Dear Julio:

The line of my argument is very similar to the comment
I sent to James Devine.

You wrote:
> As Jim Devine wrote, Marx's description of the
> process of production in
> Capital (vol. I, part III) is akin to this idea.
> After all, the material
> substratum of the capitalist value equation, w = c +
> v + s, is precisely
> some relationship between physical outputs and
> physical inputs.  Without a
> physical link between inputs and outputs, how do we
> tie the value of outputs
> to the value of inputs (rates of exploitation,
> profit rates) or the values
> of inputs to each other (capital composition)?

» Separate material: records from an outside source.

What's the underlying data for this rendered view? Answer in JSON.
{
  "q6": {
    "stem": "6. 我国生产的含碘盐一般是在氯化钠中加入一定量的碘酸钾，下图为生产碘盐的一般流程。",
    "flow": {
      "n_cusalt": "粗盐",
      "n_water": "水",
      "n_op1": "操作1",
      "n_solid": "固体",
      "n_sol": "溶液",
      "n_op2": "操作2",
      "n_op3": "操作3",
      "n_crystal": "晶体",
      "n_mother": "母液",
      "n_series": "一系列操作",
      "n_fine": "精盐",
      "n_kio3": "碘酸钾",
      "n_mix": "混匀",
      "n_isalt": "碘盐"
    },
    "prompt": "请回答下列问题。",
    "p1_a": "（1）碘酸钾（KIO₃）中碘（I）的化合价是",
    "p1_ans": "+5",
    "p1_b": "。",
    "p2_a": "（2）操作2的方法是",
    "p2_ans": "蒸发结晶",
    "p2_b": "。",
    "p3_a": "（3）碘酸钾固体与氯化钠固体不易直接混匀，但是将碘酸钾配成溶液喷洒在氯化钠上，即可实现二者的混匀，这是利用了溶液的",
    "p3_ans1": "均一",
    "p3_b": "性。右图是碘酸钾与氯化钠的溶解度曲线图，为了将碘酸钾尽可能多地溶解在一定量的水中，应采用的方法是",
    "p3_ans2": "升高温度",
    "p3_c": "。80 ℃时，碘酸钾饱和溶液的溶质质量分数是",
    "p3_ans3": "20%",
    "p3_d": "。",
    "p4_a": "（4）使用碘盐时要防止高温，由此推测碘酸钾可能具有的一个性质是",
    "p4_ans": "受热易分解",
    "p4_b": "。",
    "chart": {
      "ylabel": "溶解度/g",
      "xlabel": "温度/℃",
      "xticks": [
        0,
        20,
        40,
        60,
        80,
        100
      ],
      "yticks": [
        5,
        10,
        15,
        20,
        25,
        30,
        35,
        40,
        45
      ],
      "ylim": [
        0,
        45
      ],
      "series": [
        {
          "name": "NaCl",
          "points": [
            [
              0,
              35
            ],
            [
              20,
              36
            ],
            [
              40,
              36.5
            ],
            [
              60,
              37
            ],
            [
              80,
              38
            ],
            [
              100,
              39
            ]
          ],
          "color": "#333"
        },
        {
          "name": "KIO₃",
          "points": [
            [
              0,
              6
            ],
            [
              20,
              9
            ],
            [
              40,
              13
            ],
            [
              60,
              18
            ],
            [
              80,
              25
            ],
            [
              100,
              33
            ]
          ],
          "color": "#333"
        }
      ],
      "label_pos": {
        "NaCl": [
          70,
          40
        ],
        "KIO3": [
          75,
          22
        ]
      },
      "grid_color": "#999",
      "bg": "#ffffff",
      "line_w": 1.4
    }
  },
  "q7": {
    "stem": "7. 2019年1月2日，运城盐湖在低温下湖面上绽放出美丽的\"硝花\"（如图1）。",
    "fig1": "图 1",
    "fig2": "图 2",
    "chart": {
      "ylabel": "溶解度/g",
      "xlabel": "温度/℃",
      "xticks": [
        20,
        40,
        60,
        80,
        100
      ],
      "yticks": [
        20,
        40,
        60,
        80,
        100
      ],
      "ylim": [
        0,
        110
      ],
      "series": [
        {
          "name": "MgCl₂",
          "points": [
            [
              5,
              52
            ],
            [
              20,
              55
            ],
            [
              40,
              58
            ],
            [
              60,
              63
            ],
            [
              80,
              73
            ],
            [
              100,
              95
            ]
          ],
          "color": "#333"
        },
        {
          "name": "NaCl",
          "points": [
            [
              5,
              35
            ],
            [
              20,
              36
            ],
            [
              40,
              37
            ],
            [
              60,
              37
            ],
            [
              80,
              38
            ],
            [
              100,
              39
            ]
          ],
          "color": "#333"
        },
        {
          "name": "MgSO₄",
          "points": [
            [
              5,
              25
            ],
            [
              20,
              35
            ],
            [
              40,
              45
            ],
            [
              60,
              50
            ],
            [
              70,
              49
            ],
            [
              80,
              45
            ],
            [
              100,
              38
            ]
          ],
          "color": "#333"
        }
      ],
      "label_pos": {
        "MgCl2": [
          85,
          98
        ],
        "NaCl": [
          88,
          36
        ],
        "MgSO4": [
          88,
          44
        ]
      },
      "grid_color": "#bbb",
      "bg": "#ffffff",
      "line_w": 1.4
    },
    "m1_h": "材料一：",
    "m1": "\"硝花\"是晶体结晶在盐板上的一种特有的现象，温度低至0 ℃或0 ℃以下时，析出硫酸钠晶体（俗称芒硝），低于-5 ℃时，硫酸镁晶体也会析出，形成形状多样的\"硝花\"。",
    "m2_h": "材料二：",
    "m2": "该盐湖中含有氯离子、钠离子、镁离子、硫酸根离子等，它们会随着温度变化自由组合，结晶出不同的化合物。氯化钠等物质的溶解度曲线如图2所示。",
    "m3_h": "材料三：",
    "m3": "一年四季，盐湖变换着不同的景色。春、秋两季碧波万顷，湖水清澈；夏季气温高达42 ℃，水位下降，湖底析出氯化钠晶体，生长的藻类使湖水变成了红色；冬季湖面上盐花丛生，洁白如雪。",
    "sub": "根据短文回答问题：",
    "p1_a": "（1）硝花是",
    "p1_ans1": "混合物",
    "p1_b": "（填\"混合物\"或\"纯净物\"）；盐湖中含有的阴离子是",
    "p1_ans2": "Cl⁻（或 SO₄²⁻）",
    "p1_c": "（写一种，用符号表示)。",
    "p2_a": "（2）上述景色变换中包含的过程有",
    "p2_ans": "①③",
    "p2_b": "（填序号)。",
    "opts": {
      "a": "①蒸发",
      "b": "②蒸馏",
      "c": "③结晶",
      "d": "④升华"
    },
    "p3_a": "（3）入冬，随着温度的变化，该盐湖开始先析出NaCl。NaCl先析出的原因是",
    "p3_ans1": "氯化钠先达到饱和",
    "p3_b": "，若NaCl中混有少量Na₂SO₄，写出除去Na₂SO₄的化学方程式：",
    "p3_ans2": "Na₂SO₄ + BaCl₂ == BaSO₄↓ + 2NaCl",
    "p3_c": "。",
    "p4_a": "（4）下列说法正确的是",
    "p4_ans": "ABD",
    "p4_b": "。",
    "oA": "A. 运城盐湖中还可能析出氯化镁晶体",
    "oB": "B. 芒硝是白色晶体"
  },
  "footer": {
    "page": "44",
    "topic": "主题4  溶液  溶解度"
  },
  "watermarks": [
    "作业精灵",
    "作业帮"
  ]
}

Following Marx, what determines the magnitude of value
of the commodities is the quantity or time of socially
necessary labor for its production, and this labor is
not concrete but "abstract" labor, and is realized
through exchange. When you talk abouth physical inputs
you are talking about concrete labor. So the outputs
resulting of the process of production (in which
Nature is the mother, as William Petty says) are
use-values. (In the market they are commodities and,
therefore, also values) But which are the physical
inputs? I resist to call concrete labor a physical
"input", but let's accept this terminology. As Marx
says, use values are the result not also of concrete
labor but also of nature. So assuming we can deal with
the heterogeneity of labour, how can we deal with
"nature" (this seem stupid or absurd, but let me
continue). Capital is a physical input (as Schumpeter
decided it)? Capital belong to the worlds of Nature,
concrete labor or both? I think that if we accept the
Marxian concept of value, and therefore the reduction
of concrete labor to abstract labor and so on, the
very concept of production function is at risk.